После недолгих препирательств на том и порешили, хотя негромкие советы «не доводить до греха и валить обоим из города» из толпы танцующих доносились довольно явственно. Думаю, развенчанные начальники прислушаются к этим добрым и, что самое главное, искренним пожеланиям.
На выходе из зала меня перехватил новый гильдейский глава.
— Ты того, брат… — Он помялся. — Сильно за послушника-то не серчай. Наши охламоны от радости с угощением не рассчитали, да и из горожан едва не каждый с таким молодцом выпить порывался. Совсем худо ему, да?
— Оклемается, — хмыкнул я. — Дело молодое. Я в его годы, помнится, не реже чем раз в месяц пить зарекался.
— Хорошо, когда наставник с пониманием-то, — ухмыльнулся глава. — Мы вот тут с ребятами обсудили… У нас есть такой знак, мы его лучшему танцору на год вручаем…

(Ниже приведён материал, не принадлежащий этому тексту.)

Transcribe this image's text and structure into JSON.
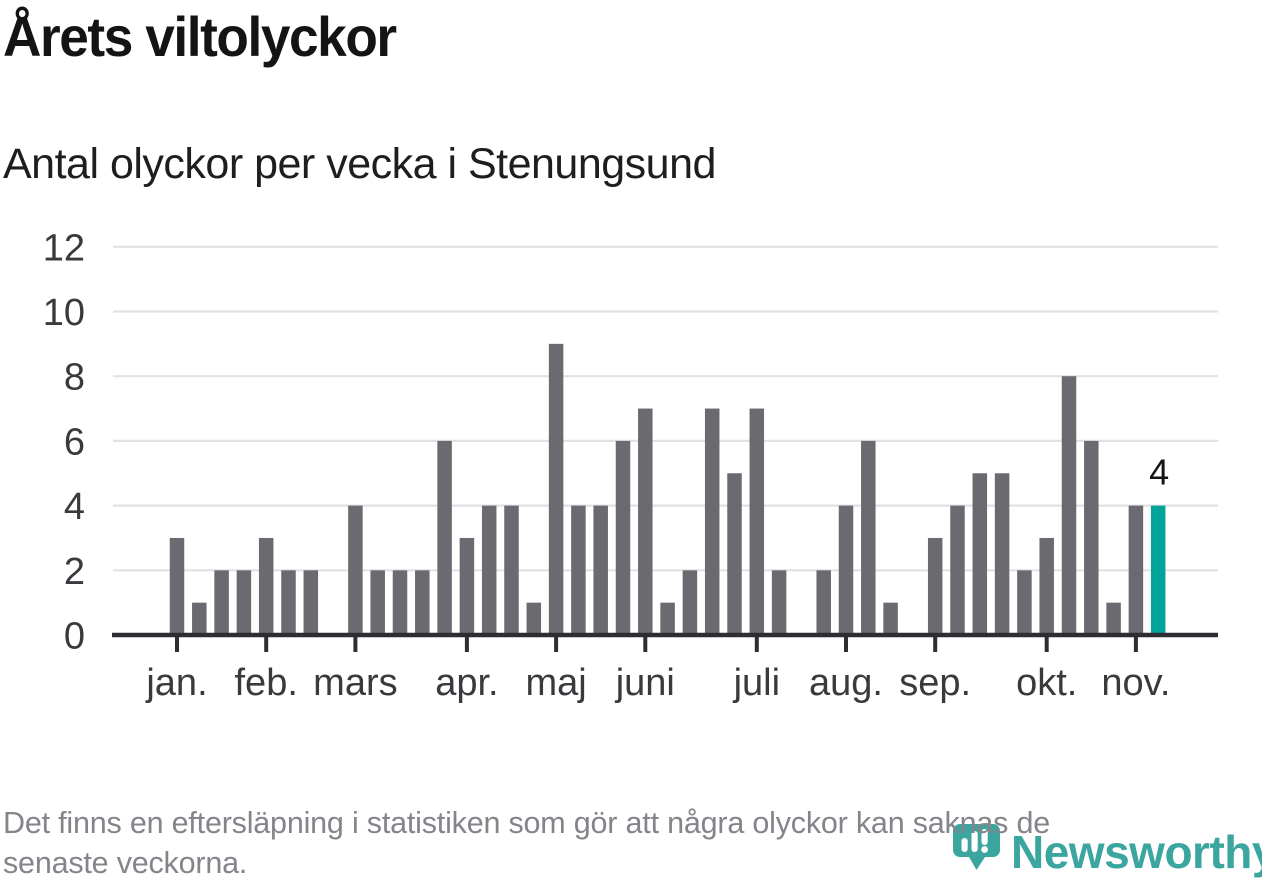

Он вытащил из-под шервани нечто вроде золотого горжета с отчеканенной бычьей головой на фоне шести перекрещенных спатычей и надписью: «Первый на танцовище».
— Вот. Это, в общем, Тумилу отдай. Насовсем, в знак нашего признания его мастерства. Мы себе новый закажем.
— Передать-то я, конечно, могу. Но лучше, если ты сделаешь это сам — мы все равно никуда до завтра не сдвинемся. И он после вчерашнего, и мне от давешних переживаний неможется… Ты приходи к вечеру, он как раз уже не будет чувствовать себя как старая половая тряпка. И еще грамоту ему выправи, что он отныне вашей гильдии почетный член. Мало ли, как оно в жизни повернется? Да и приятно ему будет, я уверен.